The easy answer is … the routine that works for your children and your family.
When we send our children to a traditional school, we have shifted the burden of responsibility for their education to a “system” that provides limited choices. And the limitations extend far beyond just the curriculum. The choice of when to sleep, eat, go to the bathroom; the choice of how long to read or study a particular topic; the choice of travelling at a particular time, etc.
Do I choose to have my child start the homeschool day at 0800, and follow a specific schedule and curriculum? Why would I do this? I am only replicating the worst parts of a traditional school in my own home.
How do I choose what my child should study? In fact, is it even appropriate for me to choose what my child should study? What are my child’s strengths, weaknesses, and desires?
Therefore, because of choice, there is no “best” routine for homeschooling.
So, how do you choose what is best for your child.
In my view, the first place to start is with goals. Some parents choose lofty goals such as “doctor”, “lawyer”, or “Ivy League school”. Others may choose “whatever makes her happy”. Yet again, another response may be “I have no clue”. Other goals may involve religion, sports, art, music, etc.
Once you decide upon a goal(s), the next step is to determine the optimum means to achieve the goal.
If the goal is an Ivy League education, then you research the criteria for the school(s) … (and realize they may be different for homeschoolers) … and then design a curriculum to achieve the goal. If music is the goal, then lots of time for practice, etc.
The actual routine you select is, again, whatever fits best with your situation.
In our family, our (11 year-old) daughter is a “night” person. It is almost impossible to get her to do anything productive before 1000. Therefore, no learning activities are assigned before 1000 … it would be pointless.
For the remainder of the morning, she is “assigned” piano and violin practice, and any homework due for her upcoming classes.
The fact that she has “classes” is interesting. After conducting research on different learning options, I found that my educational philosophy aligns with “unschooling”. Most people assume that unschooling means that kids are allowed to freely roam through the educational landscape, without purpose or goals – just see where the fancy takes them. However, in our case, unschooling has developed into a discussion about what to learn, and how to learn. Then, as a result of these discussions, we choose a means to follow the interest. In our daughter’s case, that involves Latin, art, piano, violin, writing, reading, etc. Therefore, we have selected some (mostly online) classes to address those topics.

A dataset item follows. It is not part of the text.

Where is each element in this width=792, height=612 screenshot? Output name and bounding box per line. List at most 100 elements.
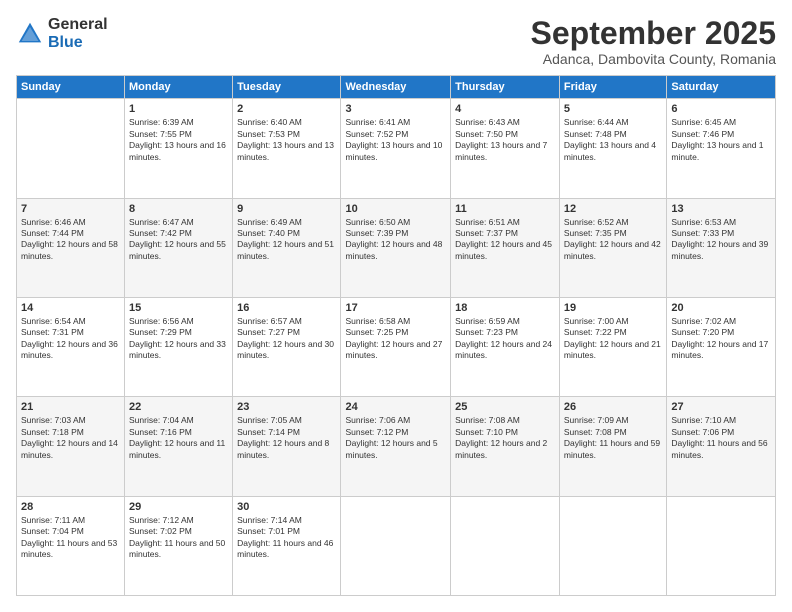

So, most of her “classes” are in the afternoon. Later in the day, she again practices piano and violin. The evenings may involve discussion, reading, etc. Mostly it is her own time – she may chat with her friends, pursue her passion of (digital) drawing or animation, or play games (mostly online with her friends). She often multitasks, and does several of these activities at the same time.
Another important aspect is to realize that your routine is likely to change over time. This is completely natural. Many families go through a period of adjustment before settling into a “routine”.